Both speakers, however, identified differences in the distribution of regulatory authority as a key challenge. Ambassador Bruton pointed out that considerable power and authority was held by the EU's Member States, who influenced the development of regulation through the process of comitology — Ambassador Gray, meanwhile, noted that while dispersed power was a lesser issue in the U.S., it was nonetheless an occasional challenge in some sectors where the states, rather than the federal government, continued to hold regulatory power.

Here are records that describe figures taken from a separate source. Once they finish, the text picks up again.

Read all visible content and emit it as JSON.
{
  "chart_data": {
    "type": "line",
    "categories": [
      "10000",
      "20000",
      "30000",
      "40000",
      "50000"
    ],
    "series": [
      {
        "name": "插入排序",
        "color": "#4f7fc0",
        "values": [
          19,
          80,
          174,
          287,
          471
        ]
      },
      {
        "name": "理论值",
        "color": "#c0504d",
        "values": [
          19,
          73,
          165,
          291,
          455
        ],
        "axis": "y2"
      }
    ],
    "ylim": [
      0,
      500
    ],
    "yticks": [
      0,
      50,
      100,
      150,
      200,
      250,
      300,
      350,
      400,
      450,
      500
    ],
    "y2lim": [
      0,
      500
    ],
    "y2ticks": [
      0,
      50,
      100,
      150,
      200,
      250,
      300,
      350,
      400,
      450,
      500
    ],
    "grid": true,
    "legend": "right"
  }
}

Both also noted that even with active cooperation, different approaches to regulation would sometimes lead to divergence, rather than convergence, in regulatory standards — a point that Ambassador Gray felt was well-illustrated by the "REACH" legislation on chemicals currently being considered within the EU. Ambassador Bruton suggested that differences arising, whether because of technical or philosophical difference in approach, often became entrenched over time, creating an economic roadblock to convergence as industry tailored its business models to dealing with the specific regulation it faced. Changing regulation can incur significant costs. 

Also mentioned was the threat of protectionism over investment both in the EU (the desire among some politicians to create "national champions" in certain sectors) and in the United States (in particular, restrictions on foreign investment in airlines, and the potential for security concerns to mask protectionism through CFIUS legislation).

This being said, both Ambassadors reiterated the commitment of both the EU and United States to move forward, citing the November 9th economic ministerial meeting between the transatlantic partners. The current dialogue on financial markets was held up as a good example of strong cooperation (Ambassador Gray described it as "the gold standard" for regulatory cooperation), with work being taken forward across a number of areas, including on re-insurance collateral and International Financial Reporting Standards. More work was needed, but the dialogue was proceeding along the right path.

Ambassador Gray also remarked that the partners' capacity to cooperate had developed considerably since it had begun over 10 years ago, with regulators devoting greater resources and able to draw upon greater funding than they had been able to in the earlier days.

In response to questions on the political impetus for developing cooperation further, the Ambassadors argued that two political arguments needed to be made. First, they argued, policy-makers needed to better understand the importance of the transatlantic economic relationship - how it dominated global trade and investment, resulting in an investment relationship so deep that European and U.S. companies both employed vast numbers of people in the each others' economy. Second, remarked Ambassador Bruton, the case for closer regulatory cooperation had to be made more accessible to politicians. That, he argued, would be made easier by stories which could illustrate the real-world need for cooperation - mentioning, by way of example, that divergence in automobile safety standards between the United States and the EU required manufacturers to crash a car twice in order to satisfy the regulators in both. Progress would also be made easier with firm evidence of deliverables which could be presented to policymakers.

In practical terms, Ambassador Gray pointed to a clear need for Congress to be more closely involved in the dialogue. Firstly, it is important to understand the difference in roles played by the European Parliament and Congress — whereas the European Parliament is ‘sandwiched' between the twin roles of the European Commission as sole legislative initiator (at an EU-level) and regulator, Congress enjoys more direct power through its oversight responsibilities. Secondly, he argued, Congress is not, at present, sufficiently engaged in ongoing cooperation — a factor which might ultimately make it impossible to make significant progress. Their participation, on the other hand, could be the way past many seemingly insuperable roadblocks.